Maroc-Espagne : violences policières dans un centre d’hébergement de migrants mineurs
La vidéo de mineurs marocains présumés victimes de violences dans un centre d’hébergement pour migrants aux Canaries a irrité Rabat. Explications.
« Frère, s’il te plaît ! » répète un garçon marocain dans un centre d’hébergement pour migrants mineurs de la ville de Tafira, sur l’île de Grande Canarie. La vidéo, filmée le 31 janvier depuis un étage du bâtiment, montre plusieurs agents de la police nationale encerclant un groupe de jeunes près d’un mur.

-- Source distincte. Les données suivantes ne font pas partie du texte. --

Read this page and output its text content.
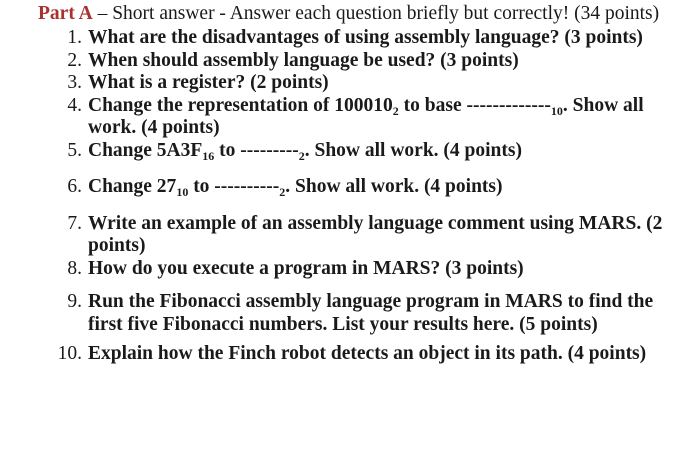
Part A – Short answer - Answer each question briefly but correctly! (34 points)
1. What are the disadvantages of using assembly language? (3 points)
2. When should assembly language be used? (3 points)
3. What is a register? (2 points)
4. Change the representation of $100010_2$ to base $-------------_{10}$. Show all work. (4 points)
5. Change $5A3F_{16}$ to $---------_2$. Show all work. (4 points)
6. Change $27_{10}$ to $----------_2$. Show all work. (4 points)
7. Write an example of an assembly language comment using MARS. (2 points)
8. How do you execute a program in MARS? (3 points)
9. Run the Fibonacci assembly language program in MARS to find the first five Fibonacci numbers. List your results here. (5 points)
10. Explain how the Finch robot detects an object in its path. (4 points)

L’un d’entre eux est allongé sur le sol, immobile. D’autres, forcés de rester assis, sont frappés et giflés par les agents. Les images ont fait le tour des réseaux sociaux, sur l’archipel espagnol des Canaries comme au Maroc.
Rabat a estimé qu’une réunion sur ces violences s’imposait, tant les images de la vidéo étaient « inacceptables »
Trois jours plus tard, Rabat a convoqué l’ambassadeur d’Espagne au Maroc, Ricardo Diez-Hochleitner, au siège du ministère des Affaires étrangères pour lui faire part de sa « préoccupation » face à ces événements. Rabat a estimé qu’une réunion sur ces violences s’imposait, tant les images de la vidéo étaient « inacceptables », explique à Jeune Afrique une source diplomatique marocaine. « Nous avons demandé à Madrid de prendre les mesures disciplinaires nécessaires pour les auteurs de ces violences. » L’ambassadeur espagnol s’y est engagé.
La police et la Direction générale de la protection de l’enfance auprès du gouvernement des Canaries enquêtent depuis sur les circonstances de l’altercation.
Circonstances floues
Une semaine après les faits, les causes de l’incident restent floues. « Tout ce qui touche aux migrants mineurs est très opaque dans l’archipel », confie un humanitaire. Selon plusieurs sources proches du dossier, le garçon allongé sur le sol aurait tenté d’agresser avec une paire de ciseaux un éducateur de l’association Mundo Nuevo, chargée de la gestion du centre géré par le ministère des Droits sociaux. Plusieurs agents se sont alors présentés sur les lieux après que le centre a demandé de l’aide. Le jeune Marocain, en attente d’une convocation du tribunal, et l’éducateur, démis provisoirement de ses fonctions, ont tous deux porté plainte.
Une autre interrogation subsiste : le jeune Marocain était-il mineur ? Pour le gouvernement des Canaries (communauté espagnole autonome), l’homme avait « probablement » plus de 18 ans. Des tests osseux sont actuellement en cours pour déterminer son âge. Selon les chiffres de la Direction générale de la protection des enfants des Canaries, 95 % des incidents et altercations dans ces centres pour mineurs sont le fait d’adultes. Le gouvernement des Canaries, en collaboration avec la police et l’Institut de médecine légale, travaille actuellement à faire passer quelque 2 000 tests à des migrants qui se déclarent mineurs pour déterminer leur âge. Plus de 300 adultes présumés de plus de 25 ans se feraient passer pour des mineurs pour éviter l’expulsion.
Plus de 300 adultes présumés de plus de 25 ans se feraient passer pour des mineurs pour éviter l’expulsion
En un an, six incidents ont eu lieu dans ces centres, notamment des bagarres entre les jeunes, relate Nayra Carmen Moreno Morales, responsable des relations presse du département des droits sociaux du gouvernement des Canaries.
Plus de 2 600 mineurs
Dans un communiqué publié le 5 février, l’Unicef a aussi exprimé son inquiétude concernant la situation des mineurs migrants et demandeurs d’asile sur les îles Canaries, où le nombre d’arrivées d’enfants non accompagnés a pratiquement quintuplé en 2020.
Depuis plusieurs mois, l’archipel des Canaries connaît une brusque accélération de l’immigration, provoquée par la crise liée au Covid-19 et au renforcement des contrôles frontaliers à la suite des accords conclus entre l’Union européenne (UE) et la Libye.
Depuis plusieurs mois, l’archipel des Canaries connaît une brusque accélération de l’immigration
Pour la seule année 2020, 23 000 migrants africains sont arrivés illégalement sur les côtes de ces îles espagnoles. À la fin du mois de janvier, l’archipel espagnol comptait plus de 2 600 mineurs, principalement originaires du Maroc, du Mali et du Sénégal. Contrairement aux personnes majeures, dont la plupart vivent dans des camps de fortune ou des hôtels vacants, les enfants et adolescents sont répartis dans 27 installations d’urgence gérées par des associations ou des ONG.